Grep flags – the good stuff

Grep flags – the good stuff(zwischenzugs.com)

87 points by U1F984 4 years ago | 52 comments

nickcw 4 years ago |

My favorite feature is:

       -P, --perl-regexp
       
              Interpret I<PATTERNS> as Perl-compatible regular
              expressions (PCREs). This option is experimental when
              combined with the -z (--null-data) option, and grep -P
              may warn of unimplemented features.

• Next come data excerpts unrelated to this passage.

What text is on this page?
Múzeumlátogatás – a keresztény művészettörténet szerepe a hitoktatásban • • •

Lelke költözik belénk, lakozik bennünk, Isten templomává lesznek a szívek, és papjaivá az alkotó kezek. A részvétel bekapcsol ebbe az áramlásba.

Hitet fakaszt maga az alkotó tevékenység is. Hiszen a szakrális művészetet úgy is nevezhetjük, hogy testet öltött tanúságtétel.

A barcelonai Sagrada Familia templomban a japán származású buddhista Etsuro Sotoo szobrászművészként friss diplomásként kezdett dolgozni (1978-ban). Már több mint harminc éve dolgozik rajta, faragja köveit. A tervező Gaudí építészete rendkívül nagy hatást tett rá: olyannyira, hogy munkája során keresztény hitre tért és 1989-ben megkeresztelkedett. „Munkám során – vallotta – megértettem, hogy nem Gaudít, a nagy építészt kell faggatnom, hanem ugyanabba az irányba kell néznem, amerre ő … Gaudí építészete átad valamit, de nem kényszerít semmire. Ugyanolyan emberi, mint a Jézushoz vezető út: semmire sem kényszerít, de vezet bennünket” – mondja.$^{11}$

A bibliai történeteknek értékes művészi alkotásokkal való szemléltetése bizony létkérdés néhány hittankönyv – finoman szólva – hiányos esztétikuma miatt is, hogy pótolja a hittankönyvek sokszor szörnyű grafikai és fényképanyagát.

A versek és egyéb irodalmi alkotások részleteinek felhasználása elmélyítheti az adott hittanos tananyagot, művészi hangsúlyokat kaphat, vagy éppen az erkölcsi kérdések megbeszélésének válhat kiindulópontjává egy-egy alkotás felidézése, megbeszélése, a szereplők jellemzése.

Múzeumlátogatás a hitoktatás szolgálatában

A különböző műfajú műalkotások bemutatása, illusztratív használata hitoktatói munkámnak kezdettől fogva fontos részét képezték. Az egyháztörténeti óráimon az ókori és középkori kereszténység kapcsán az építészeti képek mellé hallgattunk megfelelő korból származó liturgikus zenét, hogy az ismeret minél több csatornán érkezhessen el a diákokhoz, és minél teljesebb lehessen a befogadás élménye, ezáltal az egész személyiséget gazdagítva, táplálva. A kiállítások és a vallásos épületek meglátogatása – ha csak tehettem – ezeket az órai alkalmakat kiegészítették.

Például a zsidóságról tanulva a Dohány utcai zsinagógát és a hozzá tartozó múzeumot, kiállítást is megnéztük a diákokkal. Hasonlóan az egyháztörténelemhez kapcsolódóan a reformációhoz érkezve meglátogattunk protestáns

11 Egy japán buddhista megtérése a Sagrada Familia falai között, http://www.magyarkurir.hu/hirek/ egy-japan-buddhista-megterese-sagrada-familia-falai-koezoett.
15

As everything (python, Go, javascript, etc, etc) uses perl regexps now-a-days and I can never remember which things I need to escape for old gods regexp.

kjeetgill 4 years ago | |

Haha, agreed 100%. My go to for years had been https://www.regexplanet.com/. It let's you test what regex escapes work where without spinning up one-off `void main()s`.

silisili 4 years ago | |

Slightly pedantic, but Go uses RE2 which is subtly different than PCRE. In most common use cases, you'd probably never know.

hrez 4 years ago | |

also combined with -o i.e.

grep -Po "Name:\K\w+"

mmh0000 4 years ago |

An amazing grep trick that I use all the time: The -e flag can be used to search for multiple terms. A blank -e will search for null. Thus:

Lets assume we have a log file with a bunch of relevant stuff, I want to highlight my search term, BUT I also want to keep all the other lines around for context:

  $ dmesg
  ...SNIP...
  [2334597.539661] sd 1:0:0:0: [sdb] Attached SCSI removable disk
  [2334597.548919] sd 1:0:0:0: [sdb] 57280429 512-byte logical blocks: (29.3 GB/27.3  GiB)
  [2334597.761895] sd 1:0:0:0: [sdb] Write cache: enabled, read cache: enabled, doesn't support DPO or FUA
  [2334597.761900] sdb: detected capacity change from 0 to 57280429
  [2334597.772736]  sdb:
  [2334631.115664] sdb: detected capacity change from 57280429 to 0
  ...SNIP...

A simple grep, will only return the selected lines:

  $ dmesg | grep capacity
  [2334597.761900] sdb: detected capacity change from 0 to 57280429
  [2334631.115664] sdb: detected capacity change from 57280429 to 0

But I want all lines:

  $ dmesg | grep --color -e capacity -e ''
  ...SNIP...
  [2334597.539661] sd 1:0:0:0: [sdb] Attached SCSI removable disk
  [2334597.548919] sd 1:0:0:0: [sdb] 57280429 512-byte logical blocks: (29.3 GB/27.3  GiB)
  [2334597.761895] sd 1:0:0:0: [sdb] Write cache: enabled, read cache: enabled, doesn't support DPO or FUA
  *[2334597.761900] sdb: detected capacity change from 0 to 57280429*
  [2334597.772736]  sdb:
  *[2334631.115664] sdb: detected capacity change from 57280429 to 0*
  ...SNIP...

The null trick also works well on directories with many small files, like /proc/ or /sys/. Say, for example, you wanted to get the filename and value of each file:

  $ grep -R '' /sys/module/iwlwifi/parameters/
  /sys/module/iwlwifi/parameters/nvm_file:(null)
  /sys/module/iwlwifi/parameters/debug:0
  /sys/module/iwlwifi/parameters/swcrypto:0
  /sys/module/iwlwifi/parameters/power_save:N
  /sys/module/iwlwifi/parameters/lar_disable:N
  ...SNIP...

addingnumbers 4 years ago | |

I always used "-e ^" the same way you're using a null string, to show all lines of the files, each prefixed with the path and filename. Are they equivalent or is there a caveat I should watch out for?

likpok 4 years ago | | |

Zsh (and possibly other shells?) will expand a raw ^ into filenames. '' is a little shorter than '^' if you have to quote it.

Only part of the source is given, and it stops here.